Endocrine Abstracts

Oral combined hormonal contraceptives (CHCs) have been suggested to induce more unbeneficial metabolic effects than vaginal CHCs. CHCs are used routinely to treat the clinical symptoms of polycystic ovary syndrome (PCOS), but there are no studies investigating whether the vaginal route is safer in women with known metabolic risks.

Twenty-five women with PCOS defined according to the Rotterdam criteria were randomized to use either oral contraceptive pills (desogestrel-ethinylestradiol) (n=14) or contraceptive vaginal rings (etonogestrel-ethinylestradiol) (n=11) continuously for 9 weeks. Blood samples were drawn and OGTT performed at baseline and at 9 weeks.

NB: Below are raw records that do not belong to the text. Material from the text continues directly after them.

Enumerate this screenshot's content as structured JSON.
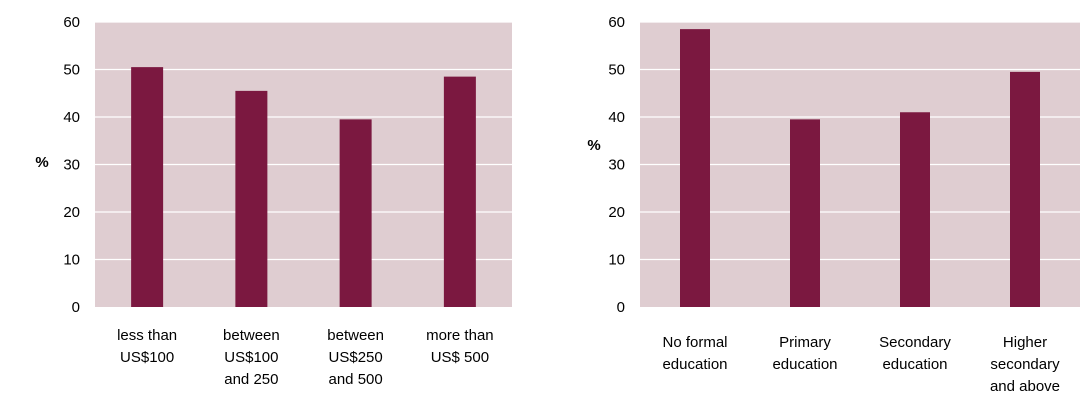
{
  "colors": {
    "plot_background": "#dfcdd1",
    "bar": "#7b1840",
    "gridline": "#ffffff"
  },
  "chart_data": [
    {
      "type": "bar",
      "title": "",
      "xlabel": "",
      "ylabel": "%",
      "ylim": [
        0,
        60
      ],
      "yticks": [
        "0",
        "10",
        "20",
        "30",
        "40",
        "50",
        "60"
      ],
      "grid": true,
      "categories": [
        [
          "less than",
          "US$100"
        ],
        [
          "between",
          "US$100",
          "and 250"
        ],
        [
          "between",
          "US$250",
          "and 500"
        ],
        [
          "more than",
          "US$ 500"
        ]
      ],
      "values": [
        50.5,
        45.5,
        39.5,
        48.5
      ]
    },
    {
      "type": "bar",
      "title": "",
      "xlabel": "",
      "ylabel": "%",
      "ylim": [
        0,
        60
      ],
      "yticks": [
        "0",
        "10",
        "20",
        "30",
        "40",
        "50",
        "60"
      ],
      "grid": true,
      "categories": [
        [
          "No formal",
          "education"
        ],
        [
          "Primary",
          "education"
        ],
        [
          "Secondary",
          "education"
        ],
        [
          "Higher",
          "secondary",
          "and above"
        ]
      ],
      "values": [
        58.5,
        39.5,
        41,
        49.5
      ]
    }
  ]
}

Serum levels of SHBG increased and consequently the free androgen index (FAI) decreased in both study groups from baseline to 9 weeks of treatment [oral: 3.2 (95% confidence interval, CI: 2.2; 4.3) to 0.7 (0.5; 1.0); vaginal: 3.8 (1.8; 5.8) to 0.6 (0.5; 0.8), P≤0.003 in both groups]. Insulin sensitivity was reduced at 9 weeks according to the Matsuda index [oral: 2.5 (0.1; 4.8) to 0.2 (0.2; 0.3), P=0.035]; vaginal: 3.0 (0.4; 4.4) to 0.2 (0.1; 0.2), P=0.366]. Serum levels of triglycerides [oral 0.9 (0.7; 1.2) to 1.3 (0.8; 1.8) mmol/l, P=0.132; vaginal 0.8 (0.6; 1.0) to 1.3 (0.9; 1.7) mmol/l, P=0.003] hs-CRP (P=0.034) and the AUCglucose during the OGTT (P=0.017) rose significantly only in the vaginal group. The AUCinsulin (oral: P=0.36, vaginal: P=0.16) increased non-significantly from baseline to 9 weeks in both treatment groups. There were no differences in serum levels of glucose, insulin, hs-CRP, lipids or testosterone between the treatment groups at baseline or after 9 weeks.

Against our hypothesis, vaginal CHCs were not metabolically safer than oral CHCs. These results emphasize the importance of monitoring glucose metabolism during CHC use regardless of the route of administration, especially in PCOS women displaying typically risks of type 2 diabetes or cardiovascular diseases.